The main goal of this procedure is to analyze fish sperm quality based on spermatozoa motility in order to contribute towards successful artificial fertilization. I'm Dr.Carles Soler, professor at Valencia University, and scientific director of PROiSER R+D. I'm Carina Caldeira, a fellowship from Impress Project.
CASA technology was developed some decades ago for the semen analysis of mammalian species by using a computer-assisted semen analysis. In the case of fish, it is needed to take into account two things. The first one, is the fact that these animals are normally fertilizing in low temperatures, around four degrees, and for this reason, it is not possible to analyze the semen in home temperature, but is needed to develop specific tools for refrigerating the samples.
The other problem, is that the motility decreases very fast after activation, and it is needed to analyze this fact, to define what is a good moment for the analysis of the quality, or of semen quality. So, we are going to show the analysis of fish sperm, and this protocol will be a modification of mammal protocol, and will include motility analysis using So, let's get started. Fish are anesthetized for hormone injection, and sperm samples are collected 24 hours later.
The genital area is cleaned to avoid contamination. Sperm is collected by applying gentle pressure. Sperm samples are kept at four degrees, until motility analyses are carried out.
The diluter and activator are prepared beforehand. Set the cooler block at four degrees to maintain samples at a constant temperature. Wait until it stabilizes.
Dilute the sperm samples using the diluter specific for each species. For European eel, sperm is diluted in the P1 medium, with a ratio of 1:50. Prepare 500 microliters of diluted sperm, adding 450 microliters of P1, and 50 microliters of fresh sperm sample.
Mix well. Take an aliquarter of activator solution, and place in the cooler block. Set the cooler stage at four degrees.
Wait until it stabilizes. Select motility module, and if necessary, use a name and password. Choose properties.
Click on species, and select fish. Select frames per second and number of images you wish to use. It is mandatory to use negative contrast.
Select corresponding counting chamber and scale. For each species, adapt particle area and connectivity. For European eel, the minimum particle area should be two, and connectivity seven.
Save the configuration. Open capture. Take four microliters of activator solution, and place in the chamber.
Homogenize well the diluted sperm. Take 5 microliters of sperm, and mix with activator. Place the cover.
Focus sample, and find the best visual area. Select capture video to obtain spermatazoa tracks, which are separated according to speed. More fields can be captured.

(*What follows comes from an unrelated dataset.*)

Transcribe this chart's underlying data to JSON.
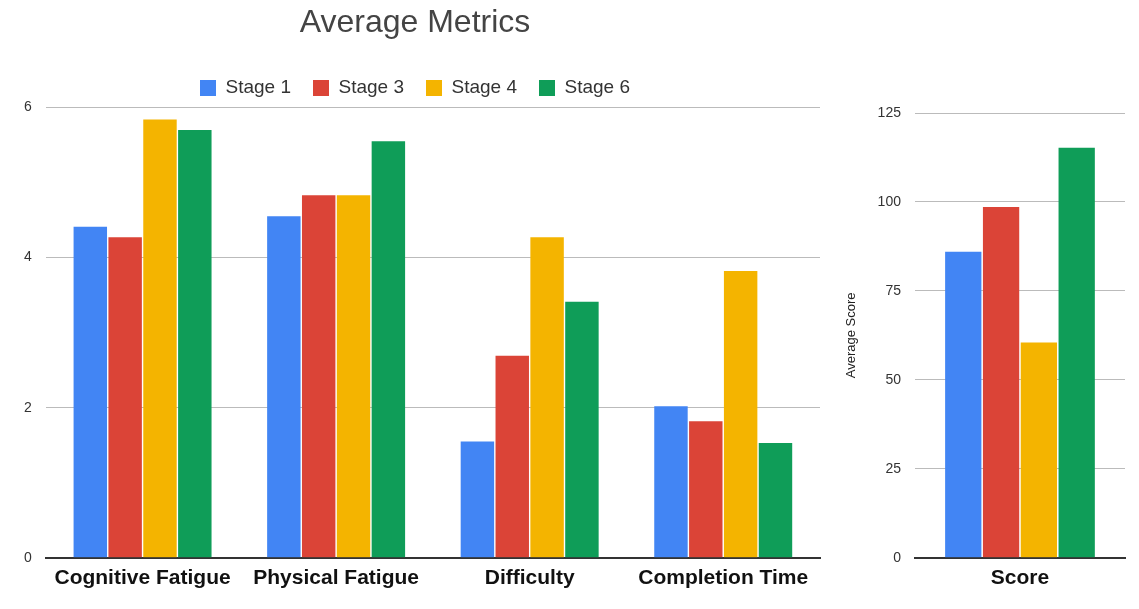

Select capture and proceed as before. Click on exit to obtain a general view of all fields. Sperm captures were taken at specific time intervals post-activation.
However, sperm analysis was carried out for each time interval replicate. The partial report for each time interval can be obtained by selecting fields and clicking on partial. The Excel sheet provides mean values of partial data, charts, and images of spermatozoa tracks.
Repeat the same procedure for other fields. The other option is general data. These data provide kinetic values for individual spermatozoa of all fields.
With the partial report, the percentage motility and progressivity for the different times can be compared immediately, using pie charts. General data give the option to obtain several statistical analyses using the kinetic parameters. Spermatozoa tracks give three parameters.
VCL, curvilineral velocity, VSL, progressive velocity, and VAP, path velocity. VCL is the most important parameter, and changes with the number of frames per second. By increasing the number of frames, the VCL also increases, allowing a near perfect track analysis.
The best frame rate can vary according to species. The objective is to find the highest value of VCL, after which any potential differences with other tools, such as counting chambers, may be observed. Subpopulations is currently an important statistical analysis which gives more information regarding the sperm sample.
This is an example of Atlantic salmon sperm samples. Different spermatozoa subpopulations can be observed in different generations produced in captivity. We have shown how to use a computer system for fish sperm analysis, and also how to optimize technical and methodological aspects like counting chamber, temperature, and frame rates.
So, with this data, we can do a lot of analysis in different fields, like fish breeding, not only for aquaculture, but also for conservation programs, phylogenetic studies, or to increase knowledgement about spermatozoa population. So, I hope this protocol will help you in your studies.